The book will also serve as a catalyst for my continuing conversations with my son, daughter-in-law and her Polish Catholic family. In previous trips to Poland, my son and his fiancee have taken me to places that Louise Steinman has written about in this memoir of her personal involvement in this reconciliation movement. Her intimate descriptions of Krakow and its wonderfully preserved old city brought back memories and made me even more eager for this next trip to take place. Our visit to Auschwitz-Birkenau gave rise to many of the same emotions and questions that the author chronicles as she described her own visits there.
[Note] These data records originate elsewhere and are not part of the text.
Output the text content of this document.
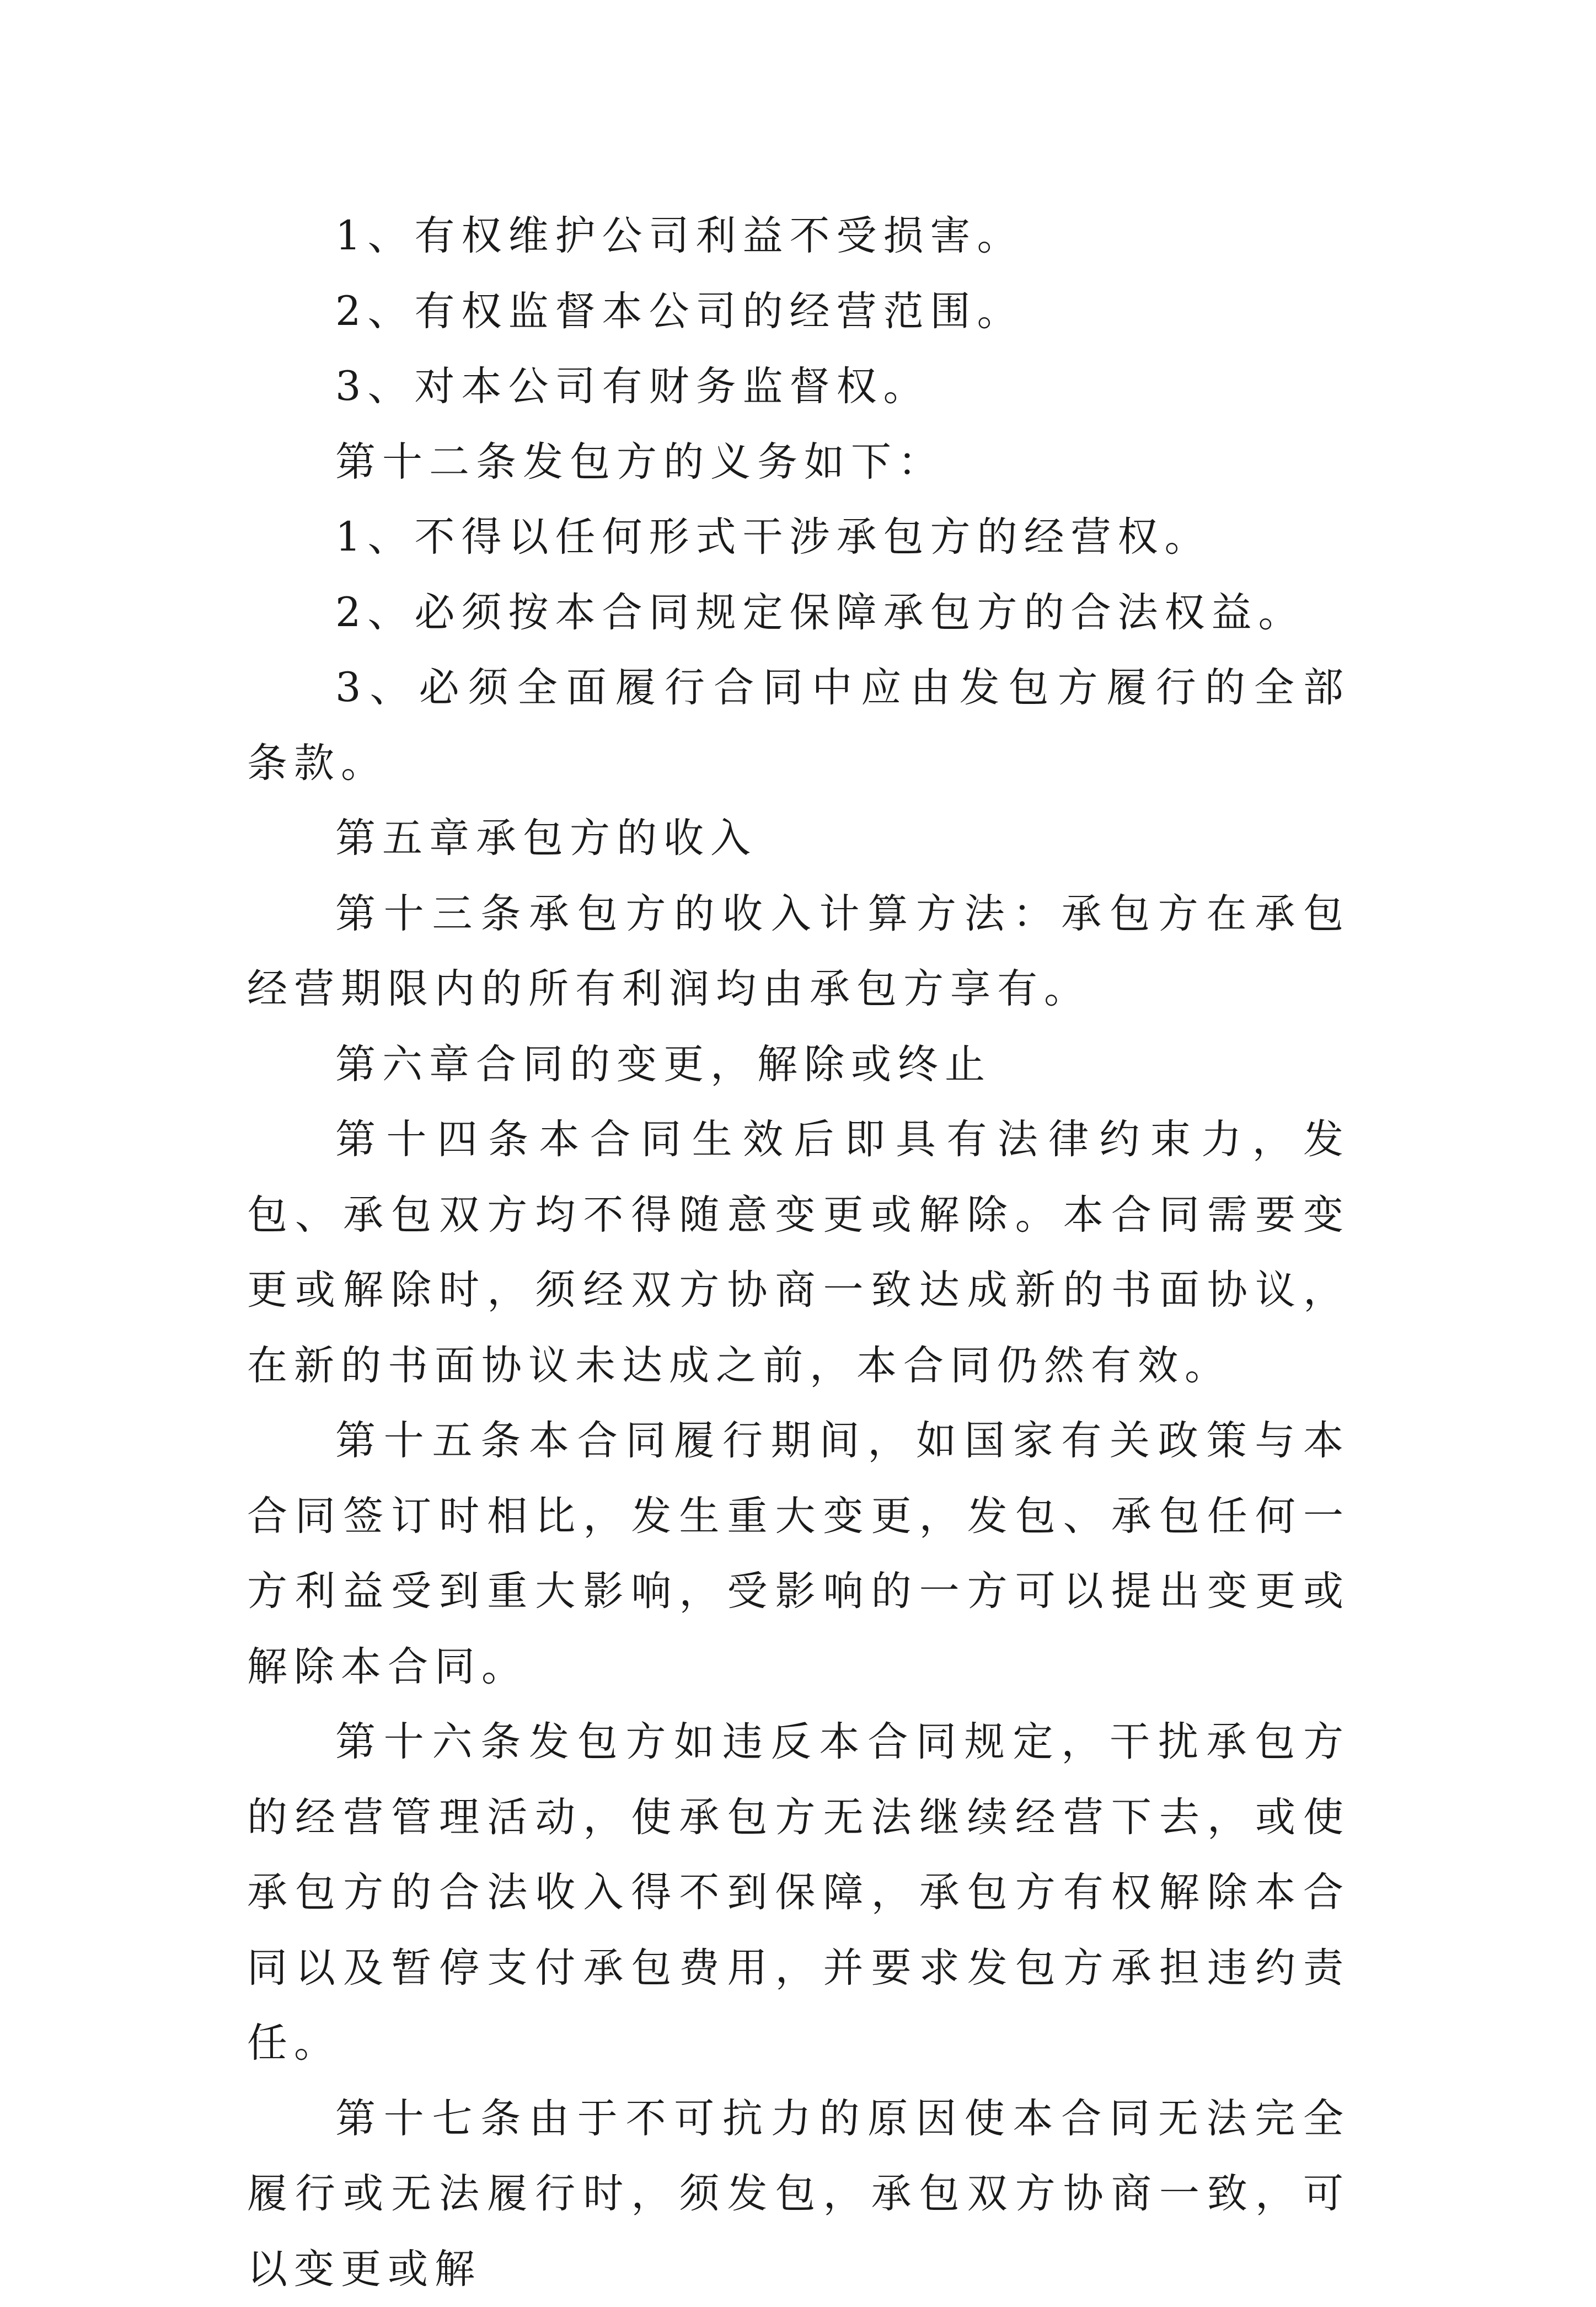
1、有权维护公司利益不受损害。

2、有权监督本公司的经营范围。

3、对本公司有财务监督权。

第十二条发包方的义务如下：

1、不得以任何形式干涉承包方的经营权。

2、必须按本合同规定保障承包方的合法权益。

3、必须全面履行合同中应由发包方履行的全部条款。

第五章承包方的收入

第十三条承包方的收入计算方法：承包方在承包经营期限内的所有利润均由承包方享有。

第六章合同的变更，解除或终止

第十四条本合同生效后即具有法律约束力，发包、承包双方均不得随意变更或解除。本合同需要变更或解除时，须经双方协商一致达成新的书面协议，在新的书面协议未达成之前，本合同仍然有效。

第十五条本合同履行期间，如国家有关政策与本合同签订时相比，发生重大变更，发包、承包任何一方利益受到重大影响，受影响的一方可以提出变更或解除本合同。

第十六条发包方如违反本合同规定，干扰承包方的经营管理活动，使承包方无法继续经营下去，或使承包方的合法收入得不到保障，承包方有权解除本合同以及暂停支付承包费用，并要求发包方承担违约责任。

第十七条由于不可抗力的原因使本合同无法完全履行或无法履行时，须发包，承包双方协商一致，可以变更或解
Our visits to the Kazimierz ghetto - the cemetery, the recently-opened Holocaust Museum, Oskar Schindler's factory - all evoked deep thought and feelings. My future daughter-in-law is a fine painter who occupies a studio loft in a building next door to the well known Fabrika Schindlera Amelia. Her father owns a chain of very fine pastry shops, one of which is located in Kazimierz. So, my own in-law's Catholic lives are closely interwoven with the Jewish history of Krakow and of Poland.
Ms. Steinman's family hailed from the small town of Radomsko, to which she has often returned looking for clues about how to feel about the loss of her family, about the role that Poles may have played in the Holocaust, and how mutual forgiveness and understanding can be achieved. Much of her searching has been directed by being made aware of an English translation of the Yiddish "Sefer-yizkor li-kehilat Radomsk veha-seviva" - The Memorial Book of the Community of Radomsk and Vicinity. In the wake of the Shoah, memorial books were written for many towns to ensure that the memory of those whose lives had been snuffed out in the Holocaust would remain alive for future generations.
The author is very transparent about the difficulties that she has had - and continues to have - making sense of the myriad of facts surrounding what happened in Poland during WWII. Were the Poles complicit in helping the Nazi to exterminate Jews? Or were they courageous in sheltering Jewish children and families to ensure the survival of at least a remnant of those who had lived in Poland for many hundred of years beside their Christian neighbors? This book is full of stories from both ends of the heroism-villainy spectrum.
Ms. Steinman's personal journey - geographic and emotional is part of a larger movement to seek true understanding and forgiveness across the chasms that were created between Poles and Jews by the seismic events of the Holocaust. This book is a welcome addition to the tools for dialogue that are being produced.